À ce moment critique, un samouraï se porta volontaire pour couvrir la retraite des troupes Asakura. Le Nobunaga-ki, une chronique des actes d’Oda Nobunaga écrite pendant la période Edo d’après les mémoires d’Ota Ushikazu, un vassal de Nobunaga, raconte l’événement ainsi : « Au cœur de la bataille, un guerrier solitaire du camp Asakura nommé Magara Jurōzaemon lança son cheval en avant et, faisant tournoyer au-dessus de sa tête une épée presque aussi longue que lui, comme une roue de moulin à eau, se précipita au centre des rangs ennemis en criant : “Que ceux d’entre vous qui ont du courage avancent et combattent avec moi en duel !” » Par ce geste, il défia tout samouraï Tokugawa prêt à l’affronter. Cette manœuvre audacieuse lui permit non seulement de marquer les esprits, mais aussi de gagner un temps précieux pour la retraite de ses camarades.

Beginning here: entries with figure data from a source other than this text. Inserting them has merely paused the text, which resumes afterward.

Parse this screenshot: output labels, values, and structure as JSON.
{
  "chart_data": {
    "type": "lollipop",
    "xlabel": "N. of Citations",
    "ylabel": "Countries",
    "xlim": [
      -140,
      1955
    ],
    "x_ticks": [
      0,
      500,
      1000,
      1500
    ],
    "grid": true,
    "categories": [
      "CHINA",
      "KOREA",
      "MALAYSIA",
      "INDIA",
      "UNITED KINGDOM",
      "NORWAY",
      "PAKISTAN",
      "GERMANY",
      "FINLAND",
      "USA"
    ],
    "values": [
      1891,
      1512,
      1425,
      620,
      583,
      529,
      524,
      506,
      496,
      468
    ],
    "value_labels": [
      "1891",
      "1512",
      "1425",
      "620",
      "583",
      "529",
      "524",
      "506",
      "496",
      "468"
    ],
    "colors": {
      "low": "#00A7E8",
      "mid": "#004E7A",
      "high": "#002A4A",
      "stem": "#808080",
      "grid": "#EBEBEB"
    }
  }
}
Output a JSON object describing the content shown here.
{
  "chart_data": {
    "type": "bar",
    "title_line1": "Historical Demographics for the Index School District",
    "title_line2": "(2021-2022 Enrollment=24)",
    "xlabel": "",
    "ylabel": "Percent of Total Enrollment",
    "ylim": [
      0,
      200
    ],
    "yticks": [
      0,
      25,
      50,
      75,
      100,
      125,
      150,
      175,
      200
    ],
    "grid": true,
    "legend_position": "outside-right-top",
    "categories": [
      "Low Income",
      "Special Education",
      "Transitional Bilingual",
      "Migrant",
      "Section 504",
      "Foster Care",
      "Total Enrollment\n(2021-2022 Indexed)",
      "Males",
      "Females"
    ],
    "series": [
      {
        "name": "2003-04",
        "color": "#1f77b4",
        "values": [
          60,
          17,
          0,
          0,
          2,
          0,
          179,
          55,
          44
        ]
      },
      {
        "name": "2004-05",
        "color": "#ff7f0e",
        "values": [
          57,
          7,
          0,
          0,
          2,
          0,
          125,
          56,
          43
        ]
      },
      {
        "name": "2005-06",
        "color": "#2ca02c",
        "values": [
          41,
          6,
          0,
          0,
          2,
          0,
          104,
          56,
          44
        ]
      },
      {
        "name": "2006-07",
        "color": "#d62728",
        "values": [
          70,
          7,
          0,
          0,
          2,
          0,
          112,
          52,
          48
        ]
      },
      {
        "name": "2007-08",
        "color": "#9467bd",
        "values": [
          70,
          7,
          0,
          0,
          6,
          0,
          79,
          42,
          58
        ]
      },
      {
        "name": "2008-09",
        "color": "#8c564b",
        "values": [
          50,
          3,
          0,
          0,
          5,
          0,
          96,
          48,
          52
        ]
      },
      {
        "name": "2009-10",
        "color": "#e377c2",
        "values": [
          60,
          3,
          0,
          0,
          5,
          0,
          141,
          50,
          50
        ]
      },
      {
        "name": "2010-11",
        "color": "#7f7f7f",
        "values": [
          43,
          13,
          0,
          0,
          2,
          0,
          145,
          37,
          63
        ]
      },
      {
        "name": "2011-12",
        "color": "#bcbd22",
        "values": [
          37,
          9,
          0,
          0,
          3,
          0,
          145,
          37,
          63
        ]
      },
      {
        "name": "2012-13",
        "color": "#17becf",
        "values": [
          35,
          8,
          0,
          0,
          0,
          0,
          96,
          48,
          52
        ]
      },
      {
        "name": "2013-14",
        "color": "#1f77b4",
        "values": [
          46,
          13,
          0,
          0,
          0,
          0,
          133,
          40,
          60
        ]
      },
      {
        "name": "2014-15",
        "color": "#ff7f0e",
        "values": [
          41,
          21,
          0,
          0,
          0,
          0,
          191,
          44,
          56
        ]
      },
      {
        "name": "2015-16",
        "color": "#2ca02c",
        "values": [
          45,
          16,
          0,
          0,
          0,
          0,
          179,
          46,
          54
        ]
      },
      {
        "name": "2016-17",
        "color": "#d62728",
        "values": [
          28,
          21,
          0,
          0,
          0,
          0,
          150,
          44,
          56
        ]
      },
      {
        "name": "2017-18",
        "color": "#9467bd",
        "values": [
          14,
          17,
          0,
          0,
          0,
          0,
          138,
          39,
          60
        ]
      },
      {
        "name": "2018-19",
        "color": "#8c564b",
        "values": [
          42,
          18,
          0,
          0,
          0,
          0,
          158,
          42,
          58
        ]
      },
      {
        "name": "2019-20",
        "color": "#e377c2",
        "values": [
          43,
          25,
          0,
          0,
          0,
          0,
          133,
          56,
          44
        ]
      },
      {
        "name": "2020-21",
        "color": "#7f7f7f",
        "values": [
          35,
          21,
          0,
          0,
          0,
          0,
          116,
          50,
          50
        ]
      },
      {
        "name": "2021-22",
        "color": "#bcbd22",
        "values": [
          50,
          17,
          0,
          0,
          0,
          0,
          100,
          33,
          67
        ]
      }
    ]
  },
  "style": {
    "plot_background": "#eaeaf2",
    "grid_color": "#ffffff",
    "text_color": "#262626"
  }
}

Le premier à accepter son défi fut un vassal du clan Ogasawara nommé Nagatada, que Naotaka tua après un bref affrontement. Peu après, son fils, Magara Jūrōsaburō Naomoto, le rejoignit, et ensemble ils se retirèrent en protégeant l’arrière des forces Asakura, repoussant les attaques féroces des guerriers Tokugawa. À un moment donné, quatre adversaires attaquèrent simultanément le père et le fils : les trois frères Kosaka — Shikibu, Gorōjirō et Rokurōgorō — ainsi qu’un samouraï nommé Yamada Muneroku. D’un coup puissant de son gigantesque sabre, Magara Jurōzaemon blessa Kosaka Shikibu à la cuisse ; d’un second mouvement, il fit voler son casque, tranchant les cordons qui le maintenaient, puis coupa en deux sa lance. Le frère cadet, Gorōjirō, se précipita pour aider, mais fut frappé au flanc. Yamada Muneroku, un vétéran de soixante ans, entra aussi dans la bataille, mais sa lance fut elle aussi tranchée. Le troisième frère, armé d’un jumonjū-yari — une lance à lame cruciforme — réussit à frapper Magara Naotaka et à le faire tomber de son cheval. Avant qu’il ne puisse se relever, Jurōzaemon fut tué et décapité. Son fils Naomoto tenta de rejoindre les forces Asakura en retraite, mais il fut intercepté par un samouraï se présentant comme Aoki Jōzaemon et mourut lui aussi après un duel acharné.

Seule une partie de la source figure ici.